ECLI:NL:RBMNE:2025:334

Rechtbank Midden-Nederland

Datum uitspraak
3 februari 2025
Publicatiedatum
11 februari 2025
Zaaknummer
UTR 24/5668
Instantie
Rechtbank Midden-Nederland
Type
Uitspraak
Procedures
  • Eerste aanleg - enkelvoudig
Vindplaatsen
  • Rechtspraak.nl
AI samenvatting door LexboostAutomatisch gegenereerd

Beroep tegen niet-ontvankelijkheid van bezwaar omgevingsvergunning voor woning en schuur

Op 3 februari 2025 heeft de Rechtbank Midden-Nederland uitspraak gedaan in een zaak betreffende een omgevingsvergunning voor de bouw van een woning en schuur. Eiser, een boekhandelaar, heeft bezwaar gemaakt tegen de verleende vergunning door het college van burgemeester en wethouders van de gemeente Vijfheerenlanden. Eiser stelt dat de feitelijke en juridische grens niet overeenkomen met de kadastrale grens en dat hij al meer dan 26 jaar te goeder trouw in bezit is van het parkeerterrein. De rechtbank heeft het beroep behandeld op 22 januari 2025, waarbij eiser werd vertegenwoordigd door een gemachtigde, evenals de gemachtigde van het college en de vergunninghouder.

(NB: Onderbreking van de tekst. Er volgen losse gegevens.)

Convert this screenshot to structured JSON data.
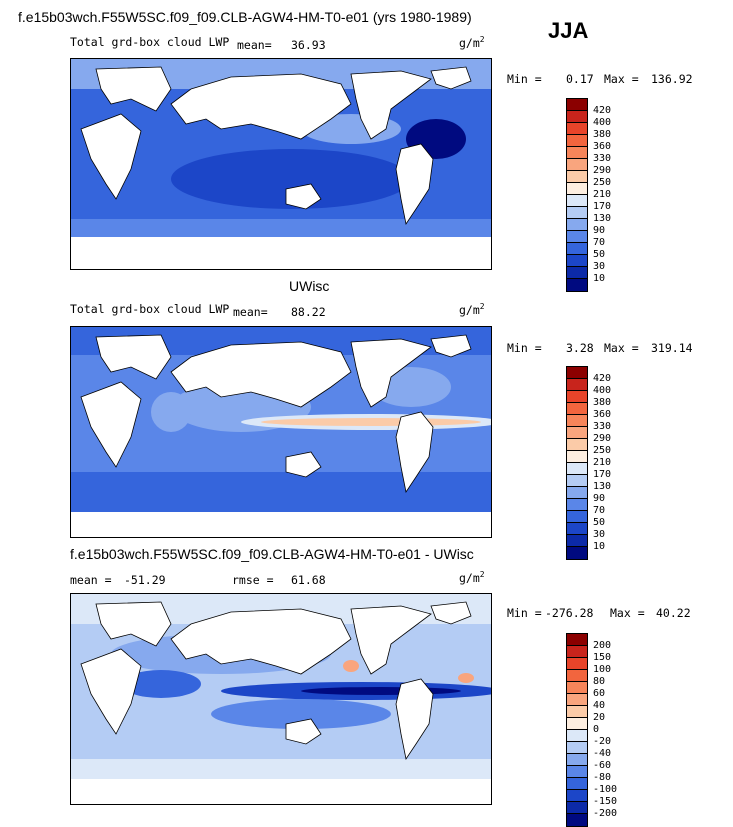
{
  "main_title": "f.e15b03wch.F55W5SC.f09_f09.CLB-AGW4-HM-T0-e01 (yrs 1980-1989)",
  "season": "JJA",
  "panels": [
    {
      "heading": "",
      "field_label": "Total grd-box cloud LWP",
      "stat_label": "mean=",
      "stat_value": "36.93",
      "stat2_label": "",
      "stat2_value": "",
      "units": "g/m",
      "units_sup": "2",
      "min_label": "Min =",
      "min_value": "0.17",
      "max_label": "Max =",
      "max_value": "136.92",
      "levels": [
        "420",
        "400",
        "380",
        "360",
        "330",
        "290",
        "250",
        "210",
        "170",
        "130",
        "90",
        "70",
        "50",
        "30",
        "10"
      ],
      "colors": [
        "#8b0000",
        "#c8241c",
        "#e8442a",
        "#f2653e",
        "#f7855a",
        "#f9a57e",
        "#fbcba8",
        "#fdeee0",
        "#dce8f8",
        "#b4ccf4",
        "#86a9ee",
        "#5a86e8",
        "#3565dc",
        "#1c46c8",
        "#0c2aa8",
        "#000a80"
      ]
    },
    {
      "heading": "UWisc",
      "field_label": "Total grd-box cloud LWP",
      "stat_label": "mean=",
      "stat_value": "88.22",
      "stat2_label": "",
      "stat2_value": "",
      "units": "g/m",
      "units_sup": "2",
      "min_label": "Min =",
      "min_value": "3.28",
      "max_label": "Max =",
      "max_value": "319.14",
      "levels": [
        "420",
        "400",
        "380",
        "360",
        "330",
        "290",
        "250",
        "210",
        "170",
        "130",
        "90",
        "70",
        "50",
        "30",
        "10"
      ],
      "colors": [
        "#8b0000",
        "#c8241c",
        "#e8442a",
        "#f2653e",
        "#f7855a",
        "#f9a57e",
        "#fbcba8",
        "#fdeee0",
        "#dce8f8",
        "#b4ccf4",
        "#86a9ee",
        "#5a86e8",
        "#3565dc",
        "#1c46c8",
        "#0c2aa8",
        "#000a80"
      ]
    },
    {
      "heading": "f.e15b03wch.F55W5SC.f09_f09.CLB-AGW4-HM-T0-e01 - UWisc",
      "field_label": "",
      "stat_label": "mean =",
      "stat_value": "-51.29",
      "stat2_label": "rmse =",
      "stat2_value": "61.68",
      "units": "g/m",
      "units_sup": "2",
      "min_label": "Min =",
      "min_value": "-276.28",
      "max_label": "Max =",
      "max_value": "40.22",
      "levels": [
        "200",
        "150",
        "100",
        "80",
        "60",
        "40",
        "20",
        "0",
        "-20",
        "-40",
        "-60",
        "-80",
        "-100",
        "-150",
        "-200"
      ],
      "colors": [
        "#8b0000",
        "#c8241c",
        "#e8442a",
        "#f2653e",
        "#f7855a",
        "#f9a57e",
        "#fbcba8",
        "#fdeee0",
        "#dce8f8",
        "#b4ccf4",
        "#86a9ee",
        "#5a86e8",
        "#3565dc",
        "#1c46c8",
        "#0c2aa8",
        "#000a80"
      ]
    }
  ]
}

De rechtbank heeft vastgesteld dat de aanvraag voor de omgevingsvergunning vóór de inwerkingtreding van de Omgevingswet is ingediend, waardoor de Wet algemene bepalingen omgevingsrecht (Wabo) van toepassing blijft. De rechtbank concludeert dat eiser geen procesbelang heeft, omdat het bestreden besluit alleen betrekking heeft op de schuur en de woning, en niet op de kadastrale grens of de keerwand die door de vergunninghouder is geplaatst. Eiser kan met zijn gronden niet bereiken wat hij nastreeft, waardoor het beroep niet-ontvankelijk wordt verklaard. Eiser krijgt geen griffierecht terug en ook geen vergoeding van proceskosten.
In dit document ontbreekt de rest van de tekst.